笑いの波状攻撃と戦いながらもシャ○専用ザ○を突き出した。
「えい!」
右手にはシャ○専用ザ○。左手は自らの腰に当ててどっしり構えている。その顔には自信に満ちた笑みが浮かんでいた。
飲酒盃を見つめる。
見つめられた飲酒盃。
しなのの口からは何も発せられない。けれども何かを伝えようとしている。
飲酒盃は大きく頷くとぎゅっと右手を持ち上げた。その手には住民票である美少女フィギュアが握られていた。自信たっぷりの飲酒盃としなの。二人には他人からは見えない強いリンクが結ばれた。
もうひなのにも伝わっていた。先ほどは慌てて鞄の中にしまい込んだリトルグレイのフィギュアを取り出した。そして、しなのと飲酒盃に負けじと高々と突き上げた。

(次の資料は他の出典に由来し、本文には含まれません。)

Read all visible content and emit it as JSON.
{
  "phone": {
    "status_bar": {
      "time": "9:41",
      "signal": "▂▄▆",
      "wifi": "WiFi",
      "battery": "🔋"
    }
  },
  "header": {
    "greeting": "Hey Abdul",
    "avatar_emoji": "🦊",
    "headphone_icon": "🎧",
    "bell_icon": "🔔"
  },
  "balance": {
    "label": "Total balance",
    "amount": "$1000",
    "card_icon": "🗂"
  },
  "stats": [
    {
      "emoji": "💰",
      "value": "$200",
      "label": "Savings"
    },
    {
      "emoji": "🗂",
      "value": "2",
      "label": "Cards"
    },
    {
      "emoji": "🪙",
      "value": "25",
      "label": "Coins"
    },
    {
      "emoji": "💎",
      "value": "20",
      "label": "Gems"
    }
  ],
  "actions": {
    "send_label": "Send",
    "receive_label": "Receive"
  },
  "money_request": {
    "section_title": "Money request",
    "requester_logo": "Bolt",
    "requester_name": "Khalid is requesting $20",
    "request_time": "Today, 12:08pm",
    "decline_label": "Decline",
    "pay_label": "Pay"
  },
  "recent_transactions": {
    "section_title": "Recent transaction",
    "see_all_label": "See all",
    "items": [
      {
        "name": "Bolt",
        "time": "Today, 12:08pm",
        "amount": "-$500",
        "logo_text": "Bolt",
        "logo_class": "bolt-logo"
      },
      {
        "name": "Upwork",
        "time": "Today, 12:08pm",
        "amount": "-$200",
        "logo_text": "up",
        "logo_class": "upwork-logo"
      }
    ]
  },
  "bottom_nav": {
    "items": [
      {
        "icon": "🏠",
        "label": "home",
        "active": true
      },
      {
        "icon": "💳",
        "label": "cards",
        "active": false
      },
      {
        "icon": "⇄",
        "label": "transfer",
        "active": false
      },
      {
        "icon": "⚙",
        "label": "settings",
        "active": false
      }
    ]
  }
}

ここは都会にある半地下のバー宮古。お客の少ない薄暗い店内で、女子アナと女子高生と宇宙人の友情がリンクされた。しなのはちょっと顎を引き、男ならドキリとするような上目遣いで、
「ありがとう…優しいバーテンダーさん。今夜は素敵な止まり木が見つかりました。そこには、優しい人たちがいました」
しなのは決めた。
「宇宙人が信じられないなら信じなくてもいいの。ただ、なぜ信じる人がいるかをなぜ自分が信じられないかを番組を通して真摯に考えていくね」
その言葉にひなのは大きく頷いた。一方で飲酒盃は大きな身振りで抗議をした。
「僕は本当に宇宙人なんだ!」
しなのはその言葉をウインクで受け止めて、
「宇宙人がいれば、シャ○専用ザ○に乗ることもできるかもね」
と、言った。
三人はそれぞれのフィギュアを高らかに掲げ乾杯をした。
−−−おしまい
(※ お酒は二十歳になってから。作中でしなのがカクテルを飲んでいますが、飲酒盃はコーヒーとミルクを混ぜ合わせた物を提供しているだけでアルコールは含まれていません。)